Autre caractéristique du populisme liquide : il n’est pas suffisamment solide pour créer une société totalitaire, qui suppose une idéologie stable. La bonne nouvelle, c’est qu’on n’aura peut-être pas la Solution finale. La mauvaise nouvelle, c’est que le populisme actuel n’a pas besoin d’un renversement de régime, car le régime lui-même est rongé de l’intérieur, progressivement, sans qu’on s’en rende compte.
Ce processus d’infiltration est renforcé par le marketing politique, par cette impression que le sens des mots lui-même est récupéré… (...)

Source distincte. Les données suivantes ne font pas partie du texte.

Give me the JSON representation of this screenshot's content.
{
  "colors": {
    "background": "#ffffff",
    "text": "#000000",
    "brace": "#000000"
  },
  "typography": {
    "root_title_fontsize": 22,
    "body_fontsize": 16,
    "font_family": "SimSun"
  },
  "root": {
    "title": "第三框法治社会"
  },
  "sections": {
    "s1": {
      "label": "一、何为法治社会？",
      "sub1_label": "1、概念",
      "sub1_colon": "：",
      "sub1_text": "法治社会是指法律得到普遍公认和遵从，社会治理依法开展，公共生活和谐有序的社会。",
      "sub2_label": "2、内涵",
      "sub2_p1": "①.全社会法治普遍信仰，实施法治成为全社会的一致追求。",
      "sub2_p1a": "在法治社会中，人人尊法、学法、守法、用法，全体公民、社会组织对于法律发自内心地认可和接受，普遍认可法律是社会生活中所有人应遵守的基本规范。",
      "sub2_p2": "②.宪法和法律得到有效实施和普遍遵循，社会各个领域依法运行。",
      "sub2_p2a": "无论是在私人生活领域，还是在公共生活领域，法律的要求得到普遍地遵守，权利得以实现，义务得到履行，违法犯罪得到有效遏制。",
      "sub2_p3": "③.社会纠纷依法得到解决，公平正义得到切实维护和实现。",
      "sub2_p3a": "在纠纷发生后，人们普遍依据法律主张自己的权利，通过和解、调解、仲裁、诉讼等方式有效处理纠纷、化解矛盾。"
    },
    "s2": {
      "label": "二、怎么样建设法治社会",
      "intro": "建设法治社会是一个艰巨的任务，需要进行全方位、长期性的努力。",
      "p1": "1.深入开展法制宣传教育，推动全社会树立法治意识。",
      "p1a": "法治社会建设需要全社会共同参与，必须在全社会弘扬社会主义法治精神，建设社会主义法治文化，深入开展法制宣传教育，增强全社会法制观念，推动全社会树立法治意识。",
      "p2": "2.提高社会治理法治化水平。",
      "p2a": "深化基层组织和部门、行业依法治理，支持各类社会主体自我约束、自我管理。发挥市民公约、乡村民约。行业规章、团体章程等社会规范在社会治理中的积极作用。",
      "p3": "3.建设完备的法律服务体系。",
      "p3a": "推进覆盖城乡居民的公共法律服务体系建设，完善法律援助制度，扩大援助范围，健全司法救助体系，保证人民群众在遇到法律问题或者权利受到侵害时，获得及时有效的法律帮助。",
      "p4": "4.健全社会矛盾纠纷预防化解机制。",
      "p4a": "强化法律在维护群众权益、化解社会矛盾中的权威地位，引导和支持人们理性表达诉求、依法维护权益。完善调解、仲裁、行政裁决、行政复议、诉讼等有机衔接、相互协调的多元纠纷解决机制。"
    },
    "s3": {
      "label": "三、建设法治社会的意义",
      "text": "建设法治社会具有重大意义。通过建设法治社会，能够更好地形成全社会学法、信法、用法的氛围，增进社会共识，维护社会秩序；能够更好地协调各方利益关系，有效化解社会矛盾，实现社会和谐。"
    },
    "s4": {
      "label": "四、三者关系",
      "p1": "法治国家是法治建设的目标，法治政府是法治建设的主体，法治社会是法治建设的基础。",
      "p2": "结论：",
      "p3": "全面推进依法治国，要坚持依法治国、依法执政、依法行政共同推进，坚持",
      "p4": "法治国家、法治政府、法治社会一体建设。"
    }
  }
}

Un des problèmes aujourd’hui est que l’Europe fonctionne sur une narration négative : les Européens ne savent pas ce qu’ils sont, mais ils croient savoir ce qu’ils ne sont pas. Ils désignent donc un ennemi menaçant. Ils ne supportent plus la globalisation, la compétition mondiale, ils ont le sentiment d’être attaqués par le monde tel qu’il est, ils n’acceptent pas d’être considérés comme moins puissants qu’avant. D’où la tentation de se retrancher sur les nations. Or celles-ci n’ont plus de programmes à proposer, car c’est une échelle de gouvernance trop petite, pas à la hauteur des ambitions que pourraient avoir ces pays. Et comme il n’y a pas de programme possible, on raconte n’importe quoi.
Malgré cette crise symbolique, l’Europe a encore le plus gros PIB du monde. L’Union européenne, ce n’est pas le cheval de Troie du néolibéralisme ou de l’immigration. La vraie question n’est pas d’être pour ou contre l’Europe, mais pour quelle Europe. (...)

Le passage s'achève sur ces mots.